Drew was also a lover of the outdoors from his early experiences camping with the Indian Guides and his family in National Parks. The family’s three-month Volkswagen trip through Europe, when he was 10 sparked his lifelong love of travel and adventure.
In college Drew worked at Grand Teton National Park one summer and planned river raft, backpack trips and Mexican biking and kayak adventures with his friends. When Drew graduated from Stanford, he trekked through Asia, Africa and Europe for six months before going to the University of Vermont Medical School.
He realized after his travel experiences and a successful year of medical school that what he really wanted to be was a writer. He returned to California and earned a Master’s Degree in Journalism from the University of Southern California. After a brief internship with the L.A. Herald Examiner, he was hired as an education reporter for The San Diego Union.
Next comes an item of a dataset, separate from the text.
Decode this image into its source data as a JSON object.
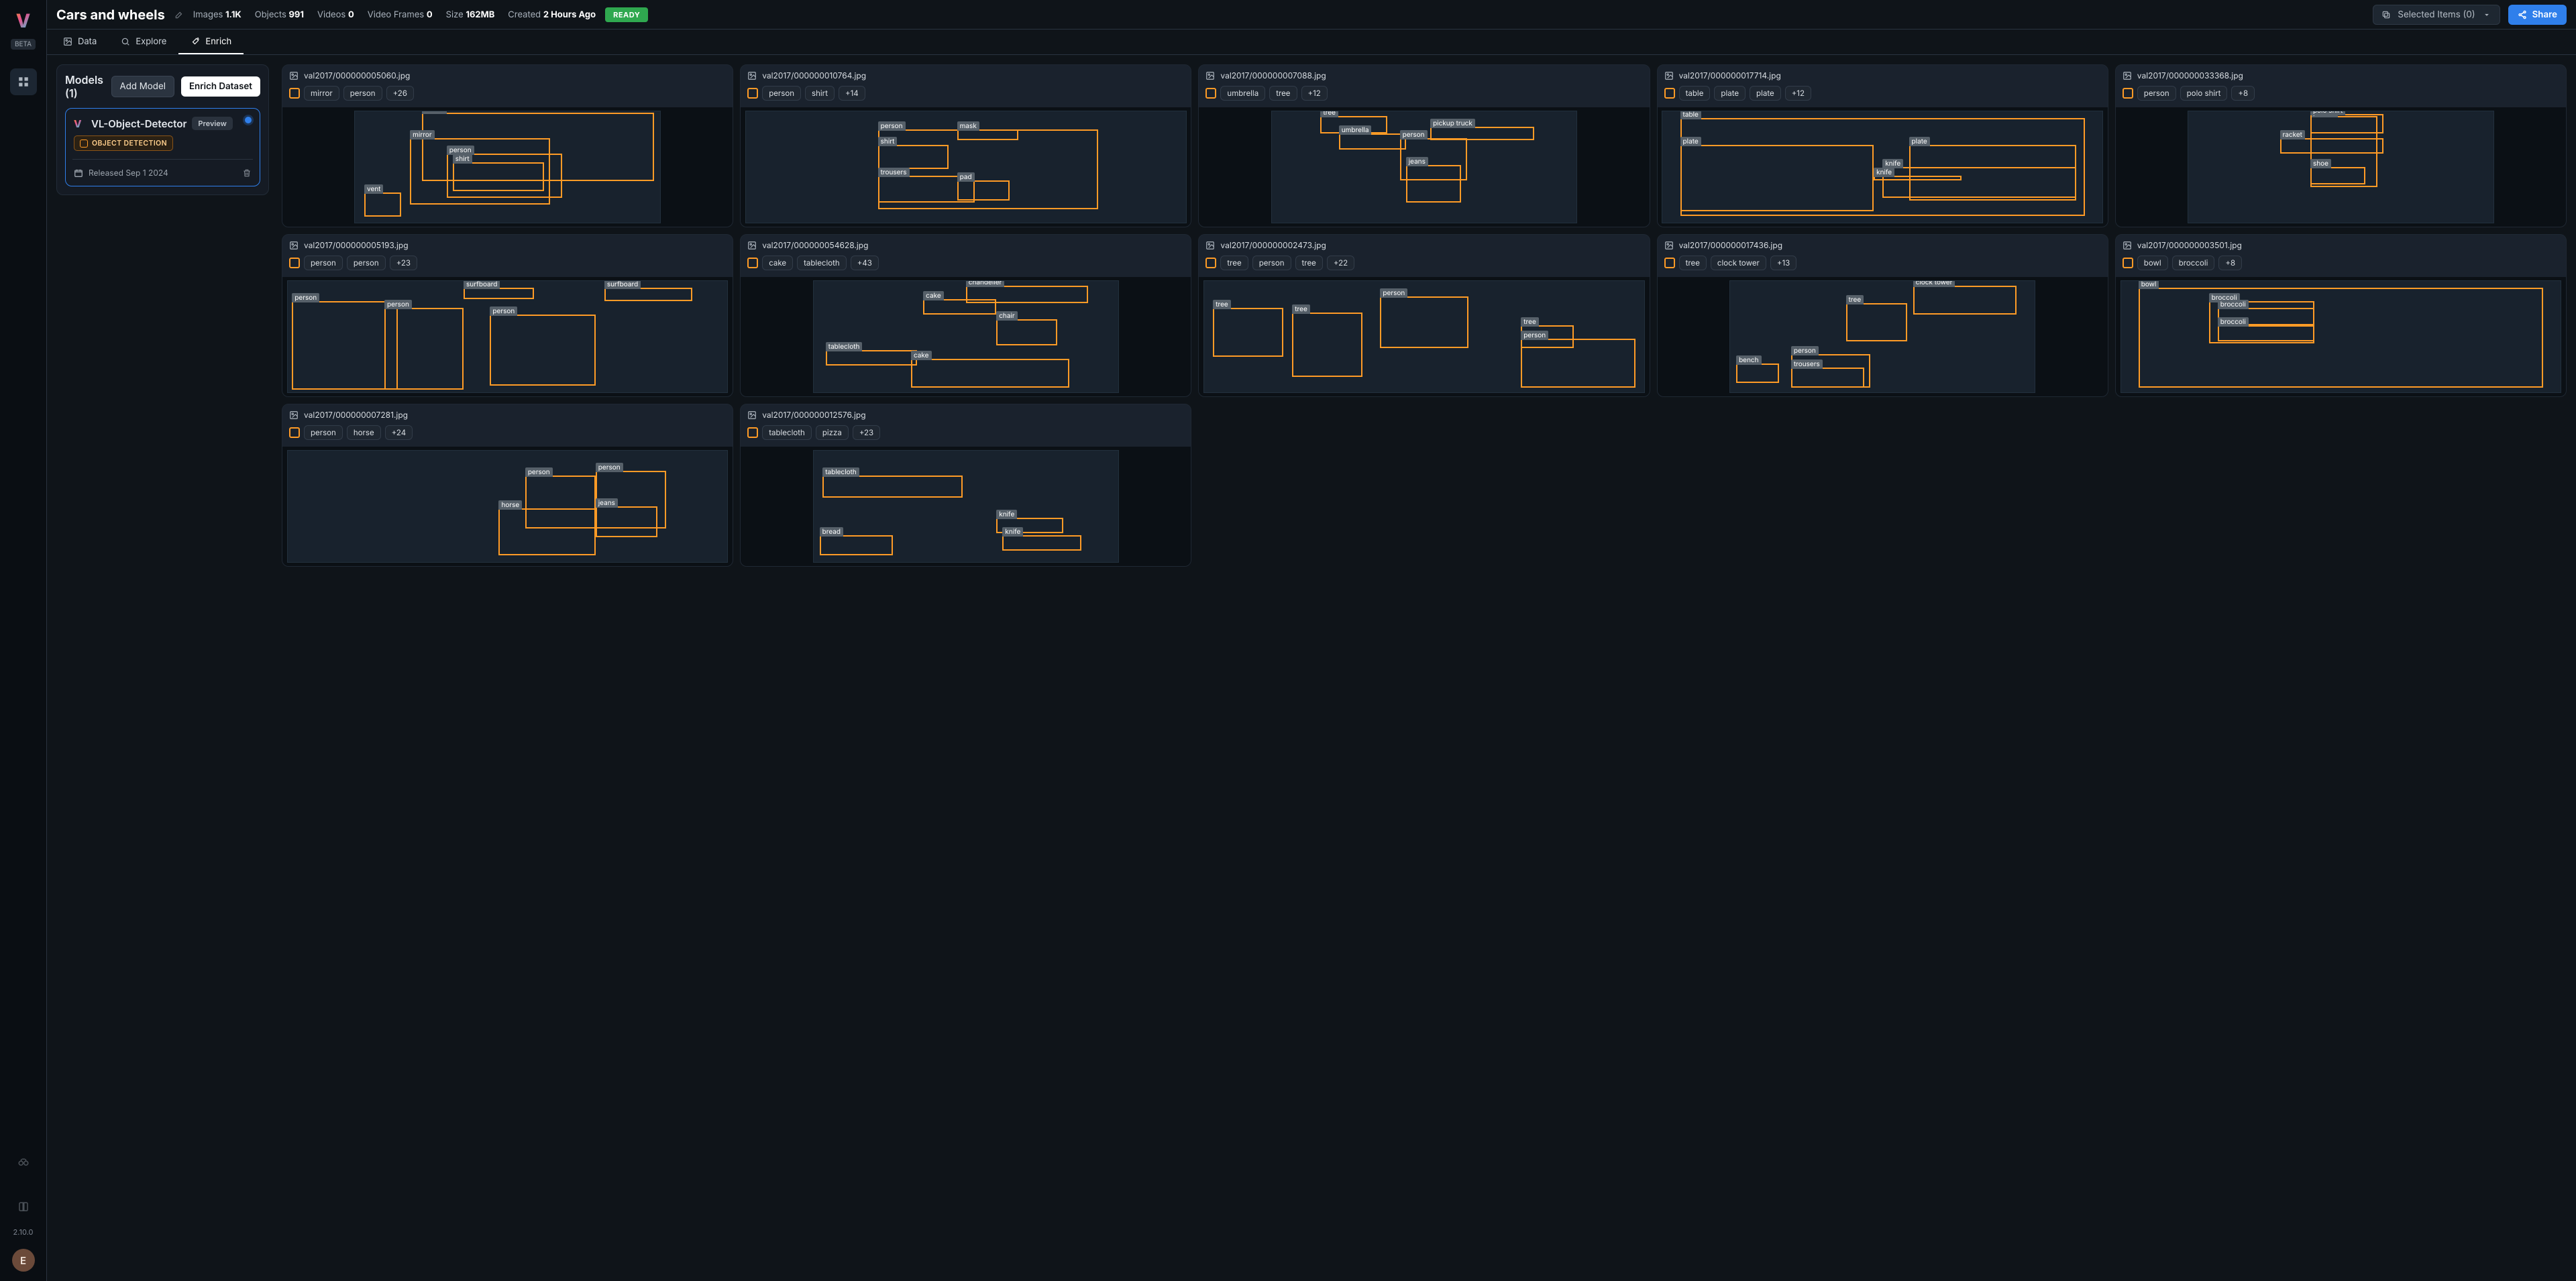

At 34, Drew began his battle with brain cancer. During his treatment, he continued his work and wrote a prize winning series of articles for the paper entitled “Living with Cancer”. His journal was a celebration of life and ultimate acceptance of death at 37.
Karen Winner, the Editor of the paper at the time of his death, wrote of Drew, “When you began battling for your life, you didn’t retreat. On the contrary, you found words to describe your greatest struggle. Thank you for taking us on your brave and very personal journey, for strengthening us when your energy was waning, for telling us it was O.K. to be frightened, to be angry when life takes unfair turns, to let people know you care about them, to ask for help, to feel sad, to find humor in the darkness, to laugh, to cry. Our own journeys will be easier, thanks to you”.
Drew died June 12, 1997. His ashes were scattered in Kings’ Canyon National Park.
It is hoped that the recipient of this scholarship will be inspired by Drew Silvern’s life and will as he did, strive for excellence and face life’s challenges with courage and compassion.